Question

The Fourier series of an odd periodic function, contains only?

• A. Sine Terms
• B. Cosine Terms
• C. Odd Harmonics
• D. Even Harmonics

Answer 1

The correct option is A

Sine Terms

The explanation for the correct option:

Option(A):Sine Terms

1. A Fourier series represents a periodic function as a sum of sine and cosine functions (possibly infinite).
2. A function $\mathrm{y}=\mathrm{f}\left(\mathrm{t}\right)$ is basically said to be odd if $\mathrm{f}(-\mathrm{t})=-\mathrm{f}\left(\mathrm{t}\right)$holds good for all values of $t$ .
3. The graph of an odd function is always said to be symmetrical about the origin.
4. Let the odd function be $\mathrm{f}\left(\mathrm{t}\right)=\sin \mathrm{t}$, for which the graph can be represented as:

5. From the above graph, we can conclude that the Fourier series of an odd periodic function contains only sine terms.

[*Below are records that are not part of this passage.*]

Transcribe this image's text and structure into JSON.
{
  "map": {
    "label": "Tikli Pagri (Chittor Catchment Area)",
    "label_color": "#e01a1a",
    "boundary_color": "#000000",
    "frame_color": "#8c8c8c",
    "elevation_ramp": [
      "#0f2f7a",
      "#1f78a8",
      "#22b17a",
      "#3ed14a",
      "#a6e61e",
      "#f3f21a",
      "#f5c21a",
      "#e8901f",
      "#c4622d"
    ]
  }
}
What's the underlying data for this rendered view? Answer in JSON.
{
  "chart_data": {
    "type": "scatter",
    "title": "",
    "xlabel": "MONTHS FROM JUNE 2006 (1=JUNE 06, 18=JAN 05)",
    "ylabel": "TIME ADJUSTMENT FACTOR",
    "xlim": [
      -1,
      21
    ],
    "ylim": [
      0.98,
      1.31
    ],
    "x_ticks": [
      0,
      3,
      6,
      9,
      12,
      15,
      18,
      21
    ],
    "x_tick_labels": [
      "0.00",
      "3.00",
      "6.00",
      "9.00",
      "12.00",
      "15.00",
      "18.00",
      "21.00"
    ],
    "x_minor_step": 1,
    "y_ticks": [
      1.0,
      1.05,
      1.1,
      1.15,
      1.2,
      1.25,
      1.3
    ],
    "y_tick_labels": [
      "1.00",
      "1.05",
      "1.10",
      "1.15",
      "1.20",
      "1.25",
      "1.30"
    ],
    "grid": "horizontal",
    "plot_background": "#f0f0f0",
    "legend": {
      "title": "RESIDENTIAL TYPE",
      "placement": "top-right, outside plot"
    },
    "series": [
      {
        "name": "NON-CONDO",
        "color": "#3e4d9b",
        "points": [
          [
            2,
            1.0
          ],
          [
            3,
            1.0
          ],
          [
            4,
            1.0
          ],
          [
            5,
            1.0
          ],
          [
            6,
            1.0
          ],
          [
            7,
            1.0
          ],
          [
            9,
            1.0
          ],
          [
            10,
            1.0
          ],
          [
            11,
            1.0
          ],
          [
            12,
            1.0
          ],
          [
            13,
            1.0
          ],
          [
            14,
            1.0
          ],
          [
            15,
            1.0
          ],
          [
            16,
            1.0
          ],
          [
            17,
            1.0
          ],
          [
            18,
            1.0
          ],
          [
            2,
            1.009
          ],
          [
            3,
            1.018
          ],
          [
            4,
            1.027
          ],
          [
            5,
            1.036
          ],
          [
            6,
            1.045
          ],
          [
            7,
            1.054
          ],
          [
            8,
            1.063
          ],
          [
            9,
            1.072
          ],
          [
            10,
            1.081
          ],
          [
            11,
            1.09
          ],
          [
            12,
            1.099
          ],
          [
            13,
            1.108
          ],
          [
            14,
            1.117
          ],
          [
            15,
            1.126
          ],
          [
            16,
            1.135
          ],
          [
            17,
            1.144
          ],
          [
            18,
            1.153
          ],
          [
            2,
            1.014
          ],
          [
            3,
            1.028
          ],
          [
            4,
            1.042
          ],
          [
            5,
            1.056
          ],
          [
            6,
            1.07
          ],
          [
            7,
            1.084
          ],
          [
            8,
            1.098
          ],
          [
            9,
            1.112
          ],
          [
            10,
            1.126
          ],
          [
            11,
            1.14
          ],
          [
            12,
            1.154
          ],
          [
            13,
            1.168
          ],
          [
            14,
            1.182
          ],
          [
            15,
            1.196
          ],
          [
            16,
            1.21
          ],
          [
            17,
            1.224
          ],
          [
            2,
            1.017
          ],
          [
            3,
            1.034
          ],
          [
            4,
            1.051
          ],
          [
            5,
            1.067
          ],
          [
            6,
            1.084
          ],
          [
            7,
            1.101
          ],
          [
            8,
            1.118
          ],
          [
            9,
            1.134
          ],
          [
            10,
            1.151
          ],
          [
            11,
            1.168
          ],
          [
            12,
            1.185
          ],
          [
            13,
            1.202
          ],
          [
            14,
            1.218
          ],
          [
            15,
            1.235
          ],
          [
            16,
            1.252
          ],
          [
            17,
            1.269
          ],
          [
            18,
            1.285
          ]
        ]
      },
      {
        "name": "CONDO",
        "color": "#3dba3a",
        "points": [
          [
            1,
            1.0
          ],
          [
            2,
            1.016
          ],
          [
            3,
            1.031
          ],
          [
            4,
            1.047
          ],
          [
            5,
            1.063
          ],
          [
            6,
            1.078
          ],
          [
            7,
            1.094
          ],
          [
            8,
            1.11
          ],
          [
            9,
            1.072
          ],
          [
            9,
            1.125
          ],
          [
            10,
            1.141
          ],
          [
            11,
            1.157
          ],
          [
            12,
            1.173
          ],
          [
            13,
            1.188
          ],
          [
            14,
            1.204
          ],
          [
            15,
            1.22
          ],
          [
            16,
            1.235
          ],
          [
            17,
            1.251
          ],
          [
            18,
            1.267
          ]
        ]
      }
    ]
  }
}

Explanation for the incorrect option:

Option(B):Cosine Terms

1. The Fourier series of an odd periodic function contains only the Cosine Terms.
2. Hence, the given option does not coincide with the correct concept.

Option(C):Odd Harmonics

1. Odd Harmonics are not the only function that the Fourier series of an odd periodic function contains.
2. Thus, the given option is the incorrect one.

Option(D): Even Harmonics

1. The Fourier series of an odd periodic function contains only the Cosine Terms.
2. Hence, the given option does not correspond to the correct concept.

Hence, the Fourier series of an odd periodic function contains only Sine Terms.